Dans l’une de ces trois vignes qui viennent lécher l’allée de platanes à la sortie du port, pratiquement face à moi une colle de vendangeurs cueillait en chantant. Je pris plaisir à les regarder évoluer car depuis l’inévitable machine à vendanger les vendanges manuelles ne relèvent plus que du souvenir ! Certains cépages, cependant, plus délicats, offrent de meilleurs arômes une fois cueillis à la main, ainsi l’on perçoit encore quelques rires parsemés de chants au gré du vignoble. Mais ce que je voyais, depuis mon siège, c’était les taches bleues, rouges et jaunes de leurs polos, c’était les taches de leurs gapettes bariolées, c’était la tache noire de la benne remplie à ras de ridelle, c’était les taches vertes de seaux entassés en bordure de rangée, c’était les taches roses de leurs joues et la grosse tache orange allongée du tracteur, c’était les taches versicolores des rameaux et c’était les taches blanches des nuages ! Ce que je voyais, en fait, ressemblait étrangement à une œuvre de Jo Delahaut ou de Poliakoff ! Pour moi, le tachisme s’invitait à la sortie de Trèbes, un instant !

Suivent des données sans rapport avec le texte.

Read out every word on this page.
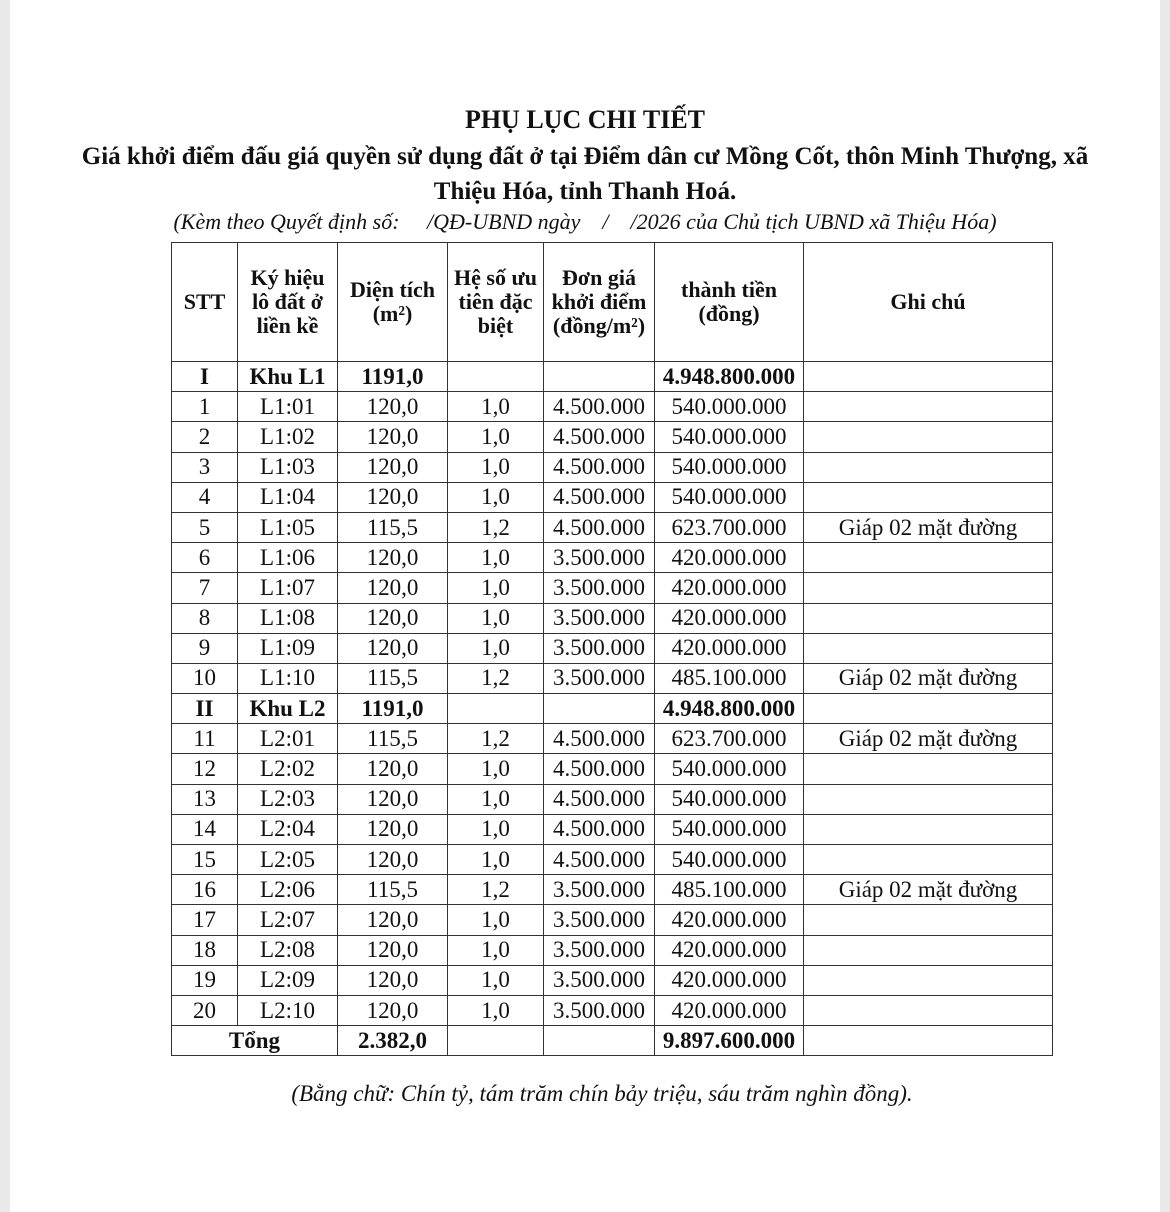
PHỤ LỤC CHI TIẾT
Giá khởi điểm đấu giá quyền sử dụng đất ở tại Điểm dân cư Mồng Cốt, thôn Minh Thượng, xã Thiệu Hóa, tỉnh Thanh Hoá.
(Kèm theo Quyết định số:     /QĐ-UBND ngày    /    /2026 của Chủ tịch UBND xã Thiệu Hóa)
STT	Ký hiệu lô đất ở liền kề	Diện tích (m²)	Hệ số ưu tiên đặc biệt	Đơn giá khởi điểm (đồng/m²)	thành tiền (đồng)	Ghi chú
I	Khu L1	1191,0			4.948.800.000	
1	L1:01	120,0	1,0	4.500.000	540.000.000	
2	L1:02	120,0	1,0	4.500.000	540.000.000	
3	L1:03	120,0	1,0	4.500.000	540.000.000	
4	L1:04	120,0	1,0	4.500.000	540.000.000	
5	L1:05	115,5	1,2	4.500.000	623.700.000	Giáp 02 mặt đường
6	L1:06	120,0	1,0	3.500.000	420.000.000	
7	L1:07	120,0	1,0	3.500.000	420.000.000	
8	L1:08	120,0	1,0	3.500.000	420.000.000	
9	L1:09	120,0	1,0	3.500.000	420.000.000	
10	L1:10	115,5	1,2	3.500.000	485.100.000	Giáp 02 mặt đường
II	Khu L2	1191,0			4.948.800.000	
11	L2:01	115,5	1,2	4.500.000	623.700.000	Giáp 02 mặt đường
12	L2:02	120,0	1,0	4.500.000	540.000.000	
13	L2:03	120,0	1,0	4.500.000	540.000.000	
14	L2:04	120,0	1,0	4.500.000	540.000.000	
15	L2:05	120,0	1,0	4.500.000	540.000.000	
16	L2:06	115,5	1,2	3.500.000	485.100.000	Giáp 02 mặt đường
17	L2:07	120,0	1,0	3.500.000	420.000.000	
18	L2:08	120,0	1,0	3.500.000	420.000.000	
19	L2:09	120,0	1,0	3.500.000	420.000.000	
20	L2:10	120,0	1,0	3.500.000	420.000.000	
Tổng		2.382,0			9.897.600.000	
(Bằng chữ: Chín tỷ, tám trăm chín bảy triệu, sáu trăm nghìn đồng).
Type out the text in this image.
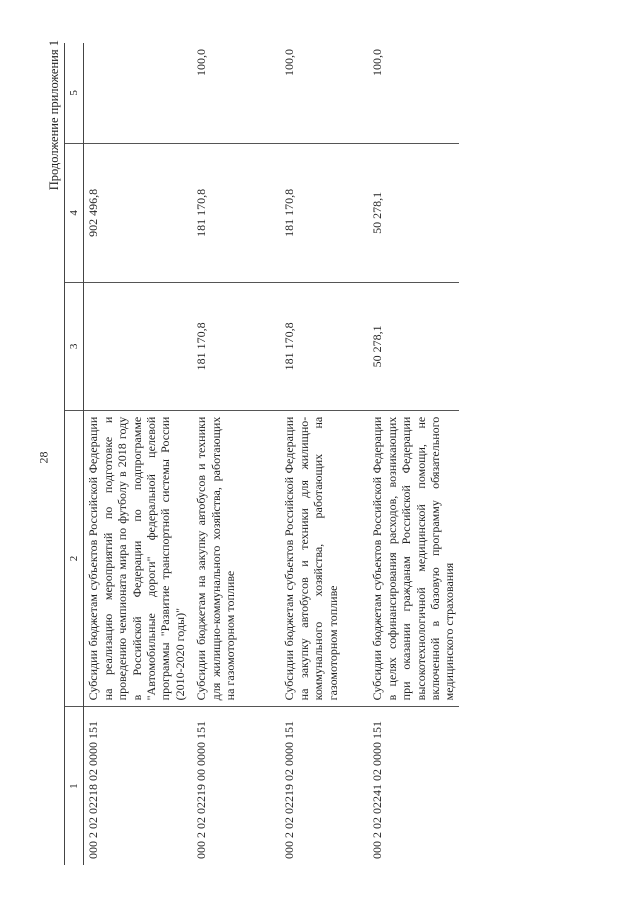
28
Продолжение приложения 1
1	2	3	4	5
000 2 02 02218 02 0000 151	Субсидии бюджетам субъектов Российской Федерации на реализацию мероприятий по подготовке и проведению чемпионата мира по футболу в 2018 году в Российской Федерации по подпрограмме "Автомобильные дороги" федеральной целевой программы "Развитие транспортной системы России (2010-2020 годы)"		902 496,8	
000 2 02 02219 00 0000 151	Субсидии бюджетам на закупку автобусов и техники для жилищно-коммунального хозяйства, работающих на газомоторном топливе	181 170,8	181 170,8	100,0
000 2 02 02219 02 0000 151	Субсидии бюджетам субъектов Российской Федерации на закупку автобусов и техники для жилищно-коммунального хозяйства, работающих на газомоторном топливе	181 170,8	181 170,8	100,0
000 2 02 02241 02 0000 151	Субсидии бюджетам субъектов Российской Федерации в целях софинансирования расходов, возникающих при оказании гражданам Российской Федерации высокотехнологичной медицинской помощи, не включенной в базовую программу обязательного медицинского страхования	50 278,1	50 278,1	100,0
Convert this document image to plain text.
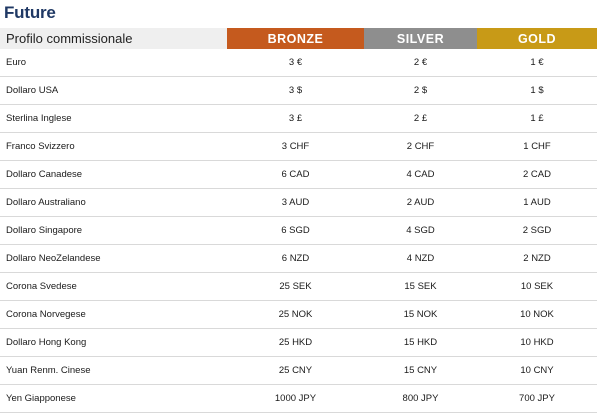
Future
Profilo commissionale	BRONZE	SILVER	GOLD
Euro	3 €	2 €	1 €
Dollaro USA	3 $	2 $	1 $
Sterlina Inglese	3 £	2 £	1 £
Franco Svizzero	3 CHF	2 CHF	1 CHF
Dollaro Canadese	6 CAD	4 CAD	2 CAD
Dollaro Australiano	3 AUD	2 AUD	1 AUD
Dollaro Singapore	6 SGD	4 SGD	2 SGD
Dollaro NeoZelandese	6 NZD	4 NZD	2 NZD
Corona Svedese	25 SEK	15 SEK	10 SEK
Corona Norvegese	25 NOK	15 NOK	10 NOK
Dollaro Hong Kong	25 HKD	15 HKD	10 HKD
Yuan Renm. Cinese	25 CNY	15 CNY	10 CNY
Yen Giapponese	1000 JPY	800 JPY	700 JPY
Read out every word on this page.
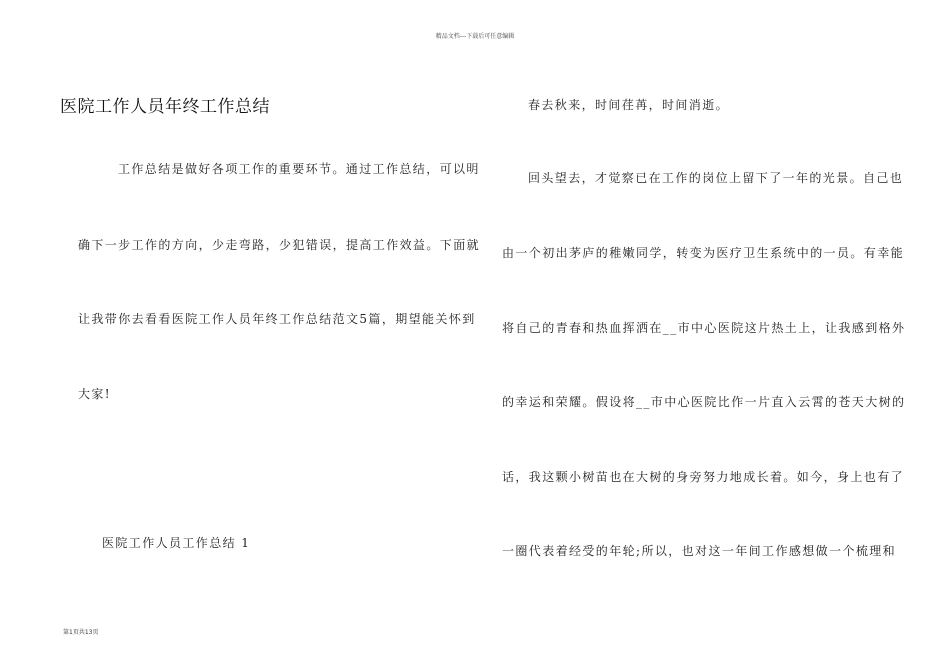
精品文档---下载后可任意编辑
医院工作人员年终工作总结
工作总结是做好各项工作的重要环节。通过工作总结，可以明
确下一步工作的方向，少走弯路，少犯错误，提高工作效益。下面就
让我带你去看看医院工作人员年终工作总结范文5篇，期望能关怀到
大家!
医院工作人员工作总结 1
春去秋来，时间荏苒，时间消逝。
回头望去，才觉察已在工作的岗位上留下了一年的光景。自己也
由一个初出茅庐的稚嫩同学，转变为医疗卫生系统中的一员。有幸能
将自己的青春和热血挥洒在__市中心医院这片热土上，让我感到格外
的幸运和荣耀。假设将__市中心医院比作一片直入云霄的苍天大树的
话，我这颗小树苗也在大树的身旁努力地成长着。如今，身上也有了
一圈代表着经受的年轮;所以，也对这一年间工作感想做一个梳理和
第1页共13页
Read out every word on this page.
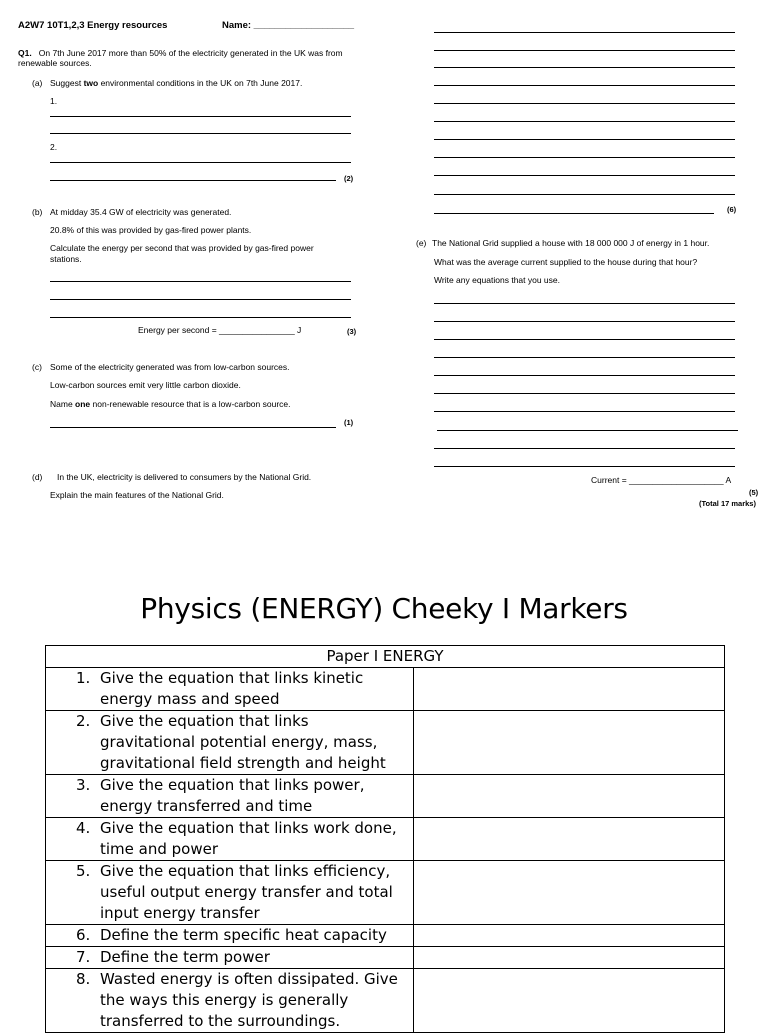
A2W7 10T1,2,3 Energy resources	Name: ___________________
Q1. On 7th June 2017 more than 50% of the electricity generated in the UK was from
renewable sources.
(a) Suggest two environmental conditions in the UK on 7th June 2017.
1.
2.
(2)
(b) At midday 35.4 GW of electricity was generated.
20.8% of this was provided by gas-fired power plants.
Calculate the energy per second that was provided by gas-fired power
stations.
Energy per second = ________________ J	(3)
(c) Some of the electricity generated was from low-carbon sources.
Low-carbon sources emit very little carbon dioxide.
Name one non-renewable resource that is a low-carbon source.
(1)
(d) In the UK, electricity is delivered to consumers by the National Grid.
Explain the main features of the National Grid.
(6)
(e) The National Grid supplied a house with 18 000 000 J of energy in 1 hour.
What was the average current supplied to the house during that hour?
Write any equations that you use.
Current = ____________________ A
(5)
(Total 17 marks)
Physics (ENERGY) Cheeky I Markers
Paper I ENERGY	

1. Give the equation that links kinetic energy mass and speed	

2. Give the equation that links gravitational potential energy, mass, gravitational field strength and height	

3. Give the equation that links power, energy transferred and time	

4. Give the equation that links work done, time and power	

5. Give the equation that links efficiency, useful output energy transfer and total input energy transfer	

6. Define the term specific heat capacity	

7. Define the term power	

8. Wasted energy is often dissipated. Give the ways this energy is generally transferred to the surroundings.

Derrière le vignoble et fermant l’horizon, dans un léger halo bleu Fontiès et la Montagne d’Alaric cerclaient le paysage. Derrière le vignoble et fermant l’horizon, mon humble paradis respirait aussi les parfums de raisin foulé auxquels s’ajoutaient ceux de la résine de pin, ceux des coustellous à la braise et ceux de la douceur de vivre. Le soleil, de sa courbe descendante réchauffait encore les tuiles ocre du village, les murs de pierres, les podarcis muralis que l’on appelait étant petit « les clés de Saint-Pierre », le coq sur le clocher de l’église, les pintades d’Ascension, les jardins potagers de François, le donjon, le parc du château et les casquettes des vieux qui discutaient le coup sur le banc de la place. Le temps faisait son œuvre et personne n’en était conscient. Le ciel était bleu de cobalt au-dessus, et par-dessus encore des pigeons traversaient à grands battements d’ailes des mélodies d’éternité. Ce que je percevais de mon village, d’ici si petit à l’œil, c’était la vastité de ses bras, la débonnaireté de sa respiration et le chant de la terre sous les ongles de ses doigts.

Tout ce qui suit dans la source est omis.